[BUG] Low recall with CAGRA when sparsity or dimensionality is high

Open lokeshwer opened this issue 11 months ago • 1 comments

Describe the bug Low recall with CAGRA when sparsity or dimensionality (n_cols) is high.

Steps/Code to reproduce bug run_filtered_search_test Execute this test against n_cols 1024 and sparsity > 0.95

Expected behavior The recall should be > 0.7

Environment details (please complete the following information):

Environment location: Docker, Azure A100
Method of RAFT install: conda, Docker
- docker pull rapidsai/base:25.04a-cuda12.8-py3.12

Additional context I created a 3 Million vector 1024 dimension embedding from texts for building a RAG system. I created a bitset to ensure that RAG queries are relevant.

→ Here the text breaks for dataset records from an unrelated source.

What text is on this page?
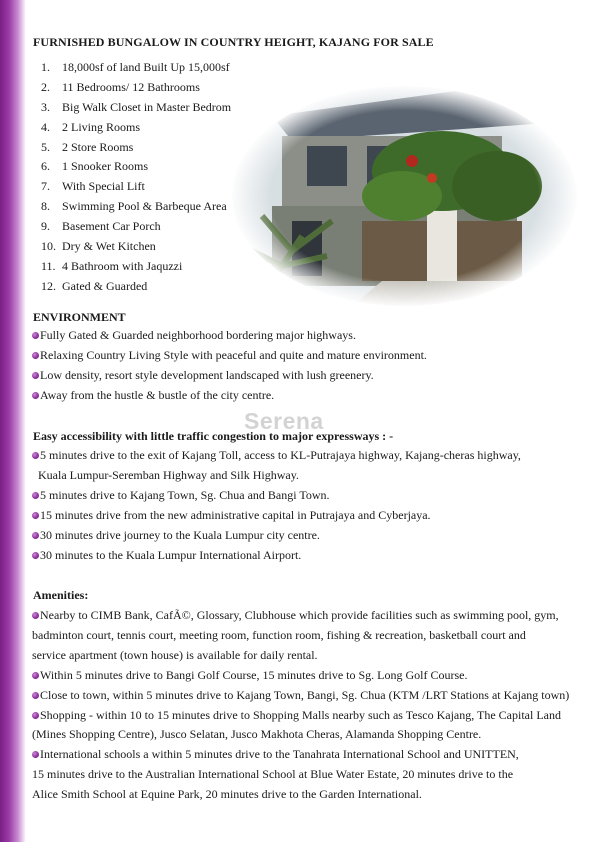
FURNISHED BUNGALOW IN COUNTRY HEIGHT, KAJANG FOR SALE
1. 18,000sf of land Built Up 15,000sf
2. 11 Bedrooms/ 12 Bathrooms
3. Big Walk Closet in Master Bedrom
4. 2 Living Rooms
5. 2 Store Rooms
6. 1 Snooker Rooms
7. With Special Lift
8. Swimming Pool & Barbeque Area
9. Basement Car Porch
10. Dry & Wet Kitchen
11. 4 Bathroom with Jaquzzi
12. Gated & Guarded
ENVIRONMENT
Fully Gated & Guarded neighborhood bordering major highways.
Relaxing Country Living Style with peaceful and quite and mature environment.
Low density, resort style development landscaped with lush greenery.
Away from the hustle & bustle of the city centre.
Serena
Easy accessibility with little traffic congestion to major expressways : -
5 minutes drive to the exit of Kajang Toll, access to KL-Putrajaya highway, Kajang-cheras highway,
Kuala Lumpur-Seremban Highway and Silk Highway.
5 minutes drive to Kajang Town, Sg. Chua and Bangi Town.
15 minutes drive from the new administrative capital in Putrajaya and Cyberjaya.
30 minutes drive journey to the Kuala Lumpur city centre.
30 minutes to the Kuala Lumpur International Airport.
Amenities:
Nearby to CIMB Bank, CafÃ©, Glossary, Clubhouse which provide facilities such as swimming pool, gym,
badminton court, tennis court, meeting room, function room, fishing & recreation, basketball court and
service apartment (town house) is available for daily rental.
Within 5 minutes drive to Bangi Golf Course, 15 minutes drive to Sg. Long Golf Course.
Close to town, within 5 minutes drive to Kajang Town, Bangi, Sg. Chua (KTM /LRT Stations at Kajang town)
Shopping - within 10 to 15 minutes drive to Shopping Malls nearby such as Tesco Kajang, The Capital Land
(Mines Shopping Centre), Jusco Selatan, Jusco Makhota Cheras, Alamanda Shopping Centre.
International schools a within 5 minutes drive to the Tanahrata International School and UNITTEN,
15 minutes drive to the Australian International School at Blue Water Estate, 20 minutes drive to the
Alice Smith School at Equine Park, 20 minutes drive to the Garden International.
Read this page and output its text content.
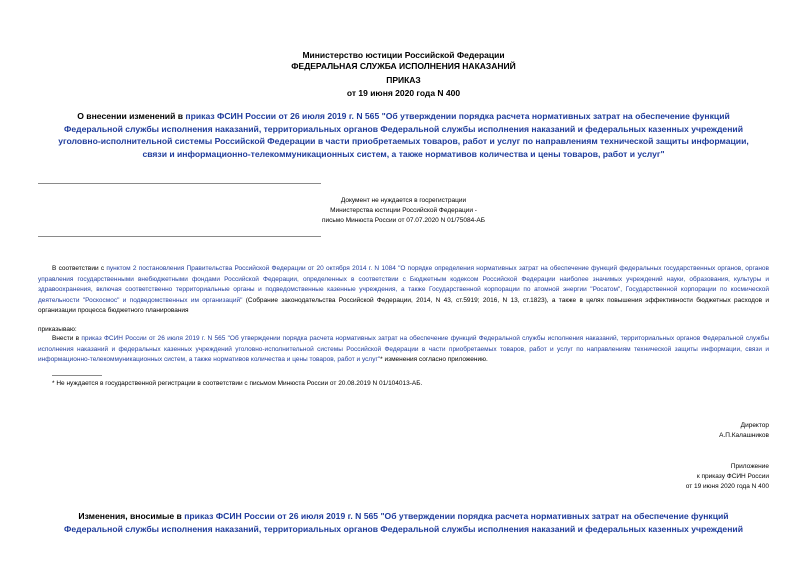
Министерство юстиции Российской Федерации
ФЕДЕРАЛЬНАЯ СЛУЖБА ИСПОЛНЕНИЯ НАКАЗАНИЙ
ПРИКАЗ
от 19 июня 2020 года N 400
О внесении изменений в приказ ФСИН России от 26 июля 2019 г. N 565 "Об утверждении порядка расчета нормативных затрат на обеспечение функций Федеральной службы исполнения наказаний, территориальных органов Федеральной службы исполнения наказаний и федеральных казенных учреждений уголовно-исполнительной системы Российской Федерации в части приобретаемых товаров, работ и услуг по направлениям технической защиты информации, связи и информационно-телекоммуникационных систем, а также нормативов количества и цены товаров, работ и услуг"
Документ не нуждается в госрегистрации
Министерства юстиции Российской Федерации -
письмо Минюста России от 07.07.2020 N 01/75084-АБ
В соответствии с пунктом 2 постановления Правительства Российской Федерации от 20 октября 2014 г. N 1084 "О порядке определения нормативных затрат на обеспечение функций федеральных государственных органов, органов управления государственными внебюджетными фондами Российской Федерации, определенных в соответствии с Бюджетным кодексом Российской Федерации наиболее значимых учреждений науки, образования, культуры и здравоохранения, включая соответственно территориальные органы и подведомственные казенные учреждения, а также Государственной корпорации по атомной энергии "Росатом", Государственной корпорации по космической деятельности "Роскосмос" и подведомственных им организаций" (Собрание законодательства Российской Федерации, 2014, N 43, ст.5919; 2016, N 13, ст.1823), а также в целях повышения эффективности бюджетных расходов и организации процесса бюджетного планирования
приказываю:
Внести в приказ ФСИН России от 26 июля 2019 г. N 565 "Об утверждении порядка расчета нормативных затрат на обеспечение функций Федеральной службы исполнения наказаний, территориальных органов Федеральной службы исполнения наказаний и федеральных казенных учреждений уголовно-исполнительной системы Российской Федерации в части приобретаемых товаров, работ и услуг по направлениям технической защиты информации, связи и информационно-телекоммуникационных систем, а также нормативов количества и цены товаров, работ и услуг"* изменения согласно приложению.
* Не нуждается в государственной регистрации в соответствии с письмом Минюста России от 20.08.2019 N 01/104013-АБ.
Директор
А.П.Калашников
Приложение
к приказу ФСИН России
от 19 июня 2020 года N 400
Изменения, вносимые в приказ ФСИН России от 26 июля 2019 г. N 565 "Об утверждении порядка расчета нормативных затрат на обеспечение функций Федеральной службы исполнения наказаний, территориальных органов Федеральной службы исполнения наказаний и федеральных казенных учреждений
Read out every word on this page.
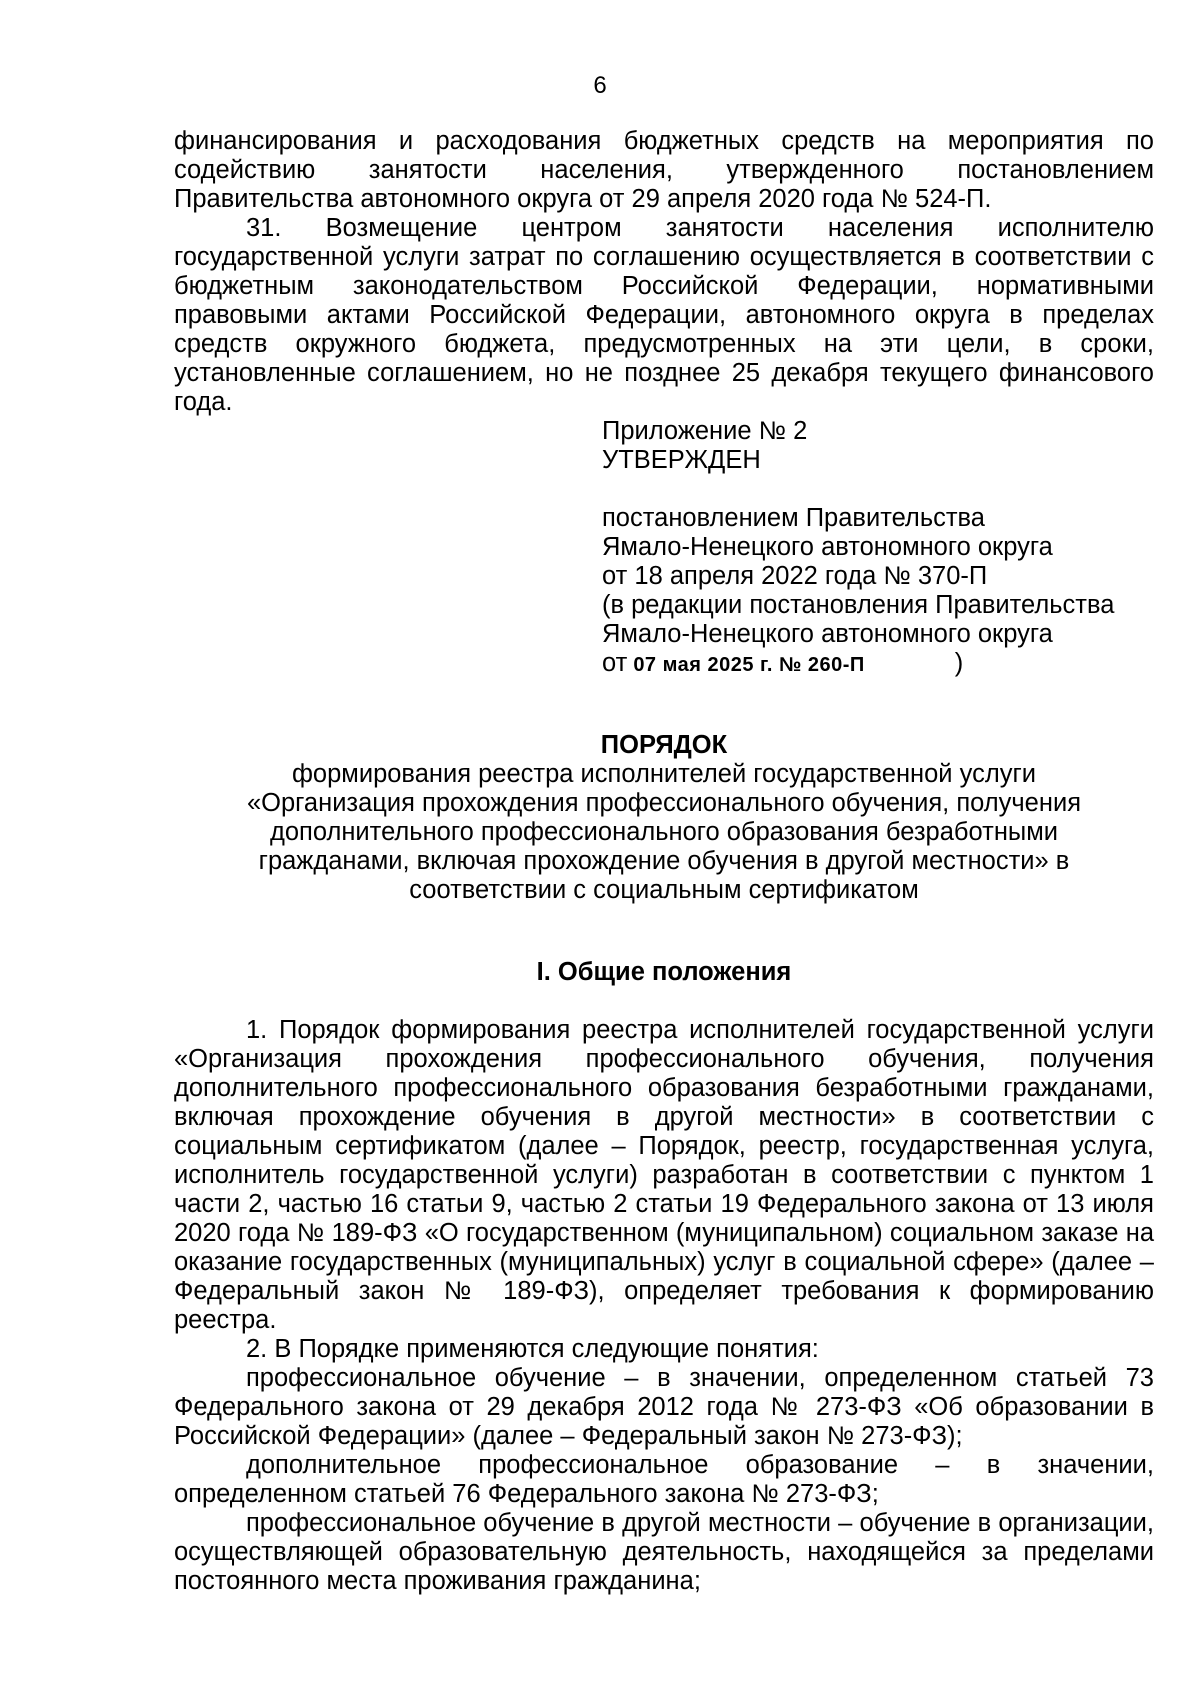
6

финансирования и расходования бюджетных средств на мероприятия по содействию занятости населения, утвержденного постановлением Правительства автономного округа от 29 апреля 2020 года № 524-П.

31. Возмещение центром занятости населения исполнителю государственной услуги затрат по соглашению осуществляется в соответствии с бюджетным законодательством Российской Федерации, нормативными правовыми актами Российской Федерации, автономного округа в пределах средств окружного бюджета, предусмотренных на эти цели, в сроки, установленные соглашением, но не позднее 25 декабря текущего финансового года.

Приложение № 2
УТВЕРЖДЕН
постановлением Правительства
Ямало-Ненецкого автономного округа
от 18 апреля 2022 года № 370-П
(в редакции постановления Правительства
Ямало-Ненецкого автономного округа
от 07 мая 2025 г. № 260-П	)
ПОРЯДОК
формирования реестра исполнителей государственной услуги
«Организация прохождения профессионального обучения, получения
дополнительного профессионального образования безработными
гражданами, включая прохождение обучения в другой местности» в
соответствии с социальным сертификатом
I. Общие положения

1. Порядок формирования реестра исполнителей государственной услуги «Организация прохождения профессионального обучения, получения дополнительного профессионального образования безработными гражданами, включая прохождение обучения в другой местности» в соответствии с социальным сертификатом (далее – Порядок, реестр, государственная услуга, исполнитель государственной услуги) разработан в соответствии с пунктом 1 части 2, частью 16 статьи 9, частью 2 статьи 19 Федерального закона от 13 июля 2020 года № 189-ФЗ «О государственном (муниципальном) социальном заказе на оказание государственных (муниципальных) услуг в социальной сфере» (далее – Федеральный закон № 189-ФЗ), определяет требования к формированию реестра.

2. В Порядке применяются следующие понятия:

профессиональное обучение – в значении, определенном статьей 73 Федерального закона от 29 декабря 2012 года № 273-ФЗ «Об образовании в Российской Федерации» (далее – Федеральный закон № 273-ФЗ);

дополнительное профессиональное образование – в значении, определенном статьей 76 Федерального закона № 273-ФЗ;

профессиональное обучение в другой местности – обучение в организации, осуществляющей образовательную деятельность, находящейся за пределами постоянного места проживания гражданина;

However, it started to perform poorly on recall. There were cases where without bitset the passages were relevant. I think it is due to high dimensionality and high sparsity. Any ways to circumvent this?

P.S The recall is better in 25.04 over 25.02 as far as I tested.

Mar 13 '25 13:03 lokeshwer

Thank you for reporting the problem. Regarding the issue of recall decreasing as the number of dimensions (n_cols) increases, CAGRA has a search parameter called itopk_size, could you try increasing this parameter? The default value is 64, so if you want to set it to 256, please add itopk_size=256 in the following section. https://github.com/rapidsai/cuvs/blob/bd6d4a9934ad7f3f3cf2e2c6446abdbdf10ffba0/python/cuvs/cuvs/tests/ann_utils.py#L81 Itopk_size is a parameter that roughly corresponds to the number of iterations. In general, if you want to get the same level of recall, you need to increase the number of iterations as the number of dimensions increases.

Apr 07 '25 10:04 anaruse